Happy Winter! At least, it’s sure starting to feel like winter around here. We’ve even had snow a few times! Hope you are warm and cozy amidst the chill.
Today I am here to share my review of Rules by Cynthia Lord. I read this book a few months ago after hearing about it from a good friend. This was a sweet, quick read about a pair of siblings, one with autism. I have a dear, dear friend with a child with autism so I was really excited to experience this book.
Book Summary: “This Newbery Honor Book is a heartfelt and witty story about feeling different and finding acceptance–beyond the rules.
Twelve-year-old Catherine just wants a normal life. Which is near impossible when you have a brother with autism and a family that revolves around his disability.
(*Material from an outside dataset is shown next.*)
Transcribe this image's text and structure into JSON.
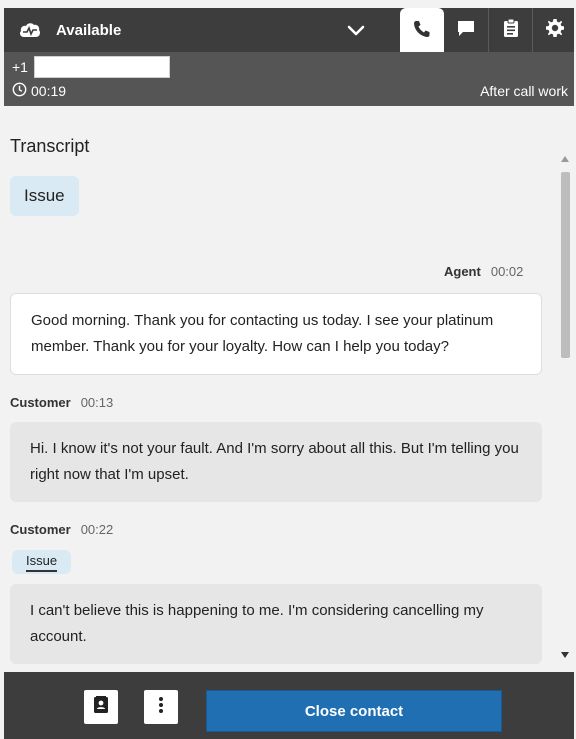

She’s spent years trying to teach David the rules-from “a peach is not a funny-looking apple” to “keep your pants on in public”-in order to stop his embarrassing behaviors. But the summer Catherine meets Jason, a paraplegic boy, and Kristi, the next-door friend she’s always wished for, it’s her own shocking behavior that turns everything upside down and forces her to ask: What is normal?”
I love this story and how Catherine navigates her complex yet relatable life. Catherine feels so real to me. She wants a normal life and is embarrassed that her brother David is not like other brothers. She feels worried that he will say embarrassing things or do something to embarrass her. Her concerns and problems felt relatable. Whether or not readers have a sibling with a disability, it’s important to think about how our actions and words can affect others. Catherine makes some mistakes in this book, she loses her temper, she doesn’t share how she really feels. But then she tries to make things right, apologizes, and moves forward. All of these are relatable feelings, and I really enjoyed her journey through the book.
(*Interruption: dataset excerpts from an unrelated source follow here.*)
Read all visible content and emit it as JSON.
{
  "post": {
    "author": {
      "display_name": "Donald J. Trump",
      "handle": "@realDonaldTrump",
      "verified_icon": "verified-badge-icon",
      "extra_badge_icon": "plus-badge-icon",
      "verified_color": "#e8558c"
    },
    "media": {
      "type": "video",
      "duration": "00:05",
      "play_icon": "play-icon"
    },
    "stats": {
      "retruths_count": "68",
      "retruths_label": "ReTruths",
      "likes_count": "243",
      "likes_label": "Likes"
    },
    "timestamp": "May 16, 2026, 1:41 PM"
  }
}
The relationships in this book are poignant. I really enjoyed Catherine’s friendship with Jason. I have read Out of My Mind with a protagonist who uses a communication book and then computer because of her physical limitations. It was so powerful and I think this friendship is also powerful. I loved how they bond over words and how well he communicates with her even in his body language. He is so aware of others and how they feel about him. Made me think more about how I treat people or how I look at people that are different from me. David is a delightful character. I enjoyed his Frog and Toad quoting and the different ways he understands or doesn’t understand the rules Cath gives him. He is such a fun character and I enjoyed seeing how he sees the world and tries to interact with it. I also really felt for Cath and David’s parents in this book. They had so much to do helping David and supporting Cath. They weren’t perfect. They were stressed and spread thin. But they are doing the best they can and I really respected that.
This book shares an important and powerful message about inclusion and kindness. I appreciate that this book exists. That these characters exist. It is so important for kids and adults to read about characters with autism and how we can treat them with respect and empathy. I appreciated the flaws in the characters in this story but also the things they teach us, even when we don’t expect to learn anything. The ending is satisfying. I like that it’s not perfect, but I was glad Catherine makes certain decisions in the end.
A great book! I would love to read this with my kids one day and have a discussion about how we interact and look at people who are different, specifically with disabilities. An important book!
What are some of your favorite books about people with disabilities?